Трагическая судьба: он шел правильным путем и впрямь мог получить титул первооткрывателя наркоза, а его прогоняли от дверей больниц и зубоврачебных кабинетов, над ним смеялись, ему не верили, его убили. Закись азота еще придет в хирургию — позже, в шестидесятые годы XIX столетия; пока она отброшена с пути — неудачи Уэллса подорвали доверие к "веселящему газу", победное шествие эфира и хлороформа довершило дело.

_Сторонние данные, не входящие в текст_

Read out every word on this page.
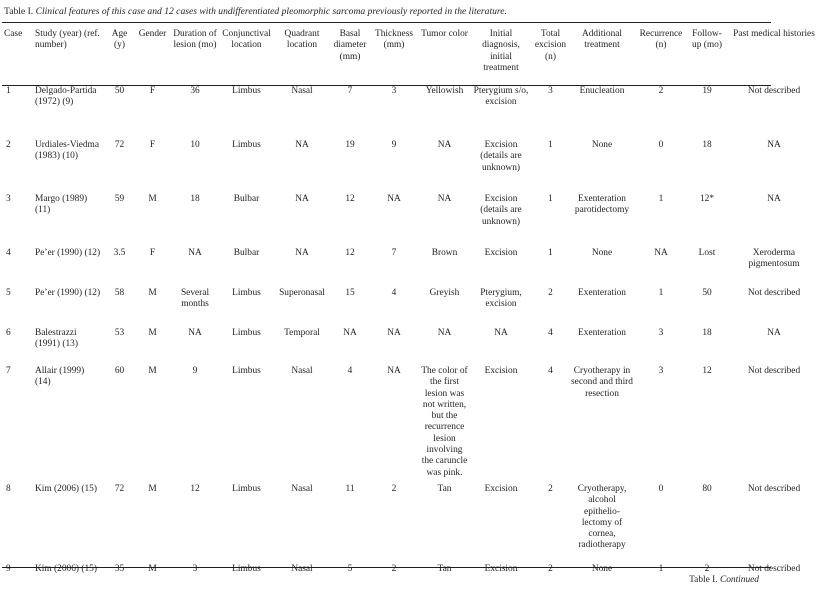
Table I. Clinical features of this case and 12 cases with undifferentiated pleomorphic sarcoma previously reported in the literature.
Case	Study (year) (ref. number)	Age (y)	Gender	Duration of lesion (mo)	Conjunctival location	Quadrant location	Basal diameter (mm)	Thickness (mm)	Tumor color	Initial diagnosis, initial treatment	Total excision (n)	Additional treatment	Recurrence (n)	Follow-up (mo)	Past medical histories
1	Delgado-Partida (1972) (9)	50	F	36	Limbus	Nasal	7	3	Yellowish	Pterygium s/o, excision	3	Enucleation	2	19	Not described
2	Urdiales-Viedma (1983) (10)	72	F	10	Limbus	NA	19	9	NA	Excision (details are unknown)	1	None	0	18	NA
3	Margo (1989) (11)	59	M	18	Bulbar	NA	12	NA	NA	Excision (details are unknown)	1	Exenteration parotidectomy	1	12*	NA
4	Pe’er (1990) (12)	3.5	F	NA	Bulbar	NA	12	7	Brown	Excision	1	None	NA	Lost	Xeroderma pigmentosum
5	Pe’er (1990) (12)	58	M	Several months	Limbus	Superonasal	15	4	Greyish	Pterygium, excision	2	Exenteration	1	50	Not described
6	Balestrazzi (1991) (13)	53	M	NA	Limbus	Temporal	NA	NA	NA	NA	4	Exenteration	3	18	NA
7	Allair (1999) (14)	60	M	9	Limbus	Nasal	4	NA	The color of the first lesion was not written, but the recurrence lesion involving the caruncle was pink.	Excision	4	Cryotherapy in second and third resection	3	12	Not described
8	Kim (2006) (15)	72	M	12	Limbus	Nasal	11	2	Tan	Excision	2	Cryotherapy, alcohol epithelio- lectomy of cornea, radiotherapy	0	80	Not described
9	Kim (2006) (15)	35	M	3	Limbus	Nasal	5	2	Tan	Excision	2	None	1	2	Not described
Table I. Continued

Веселые студенты нюхали эфир и хохотали, это продолжалось, наверно, четверть века, должен же был, наконец, найтись один весельчак подальновиднее! Доктор Чарлз Джексон, врач и химик, один из первых осознал, что пары эфира — великое благо для медицины. Обезболивающее их действие он проверил на себе и, полный надежд, искал случая вручить людям свое открытие. Нежданно появился у него ученик, зубной техник Уильям Мортон, смиренно просил доктора Джексона преподать ему азы медицинской науки. Джексон щедро делился с учеником всем, что знал сам, да и работа в две головы и две пары рук лучше спорилась. Ученик оказался на редкость способный: всякую мысль ловил с полуслова, дома, но уже втайне от наставника, он повторял опыты и придумывал новые; осенью 1846 года, после особенно успешного опыта на себе, Мортон предложил свои услуги бостонскому хирургу Джону Уоррену.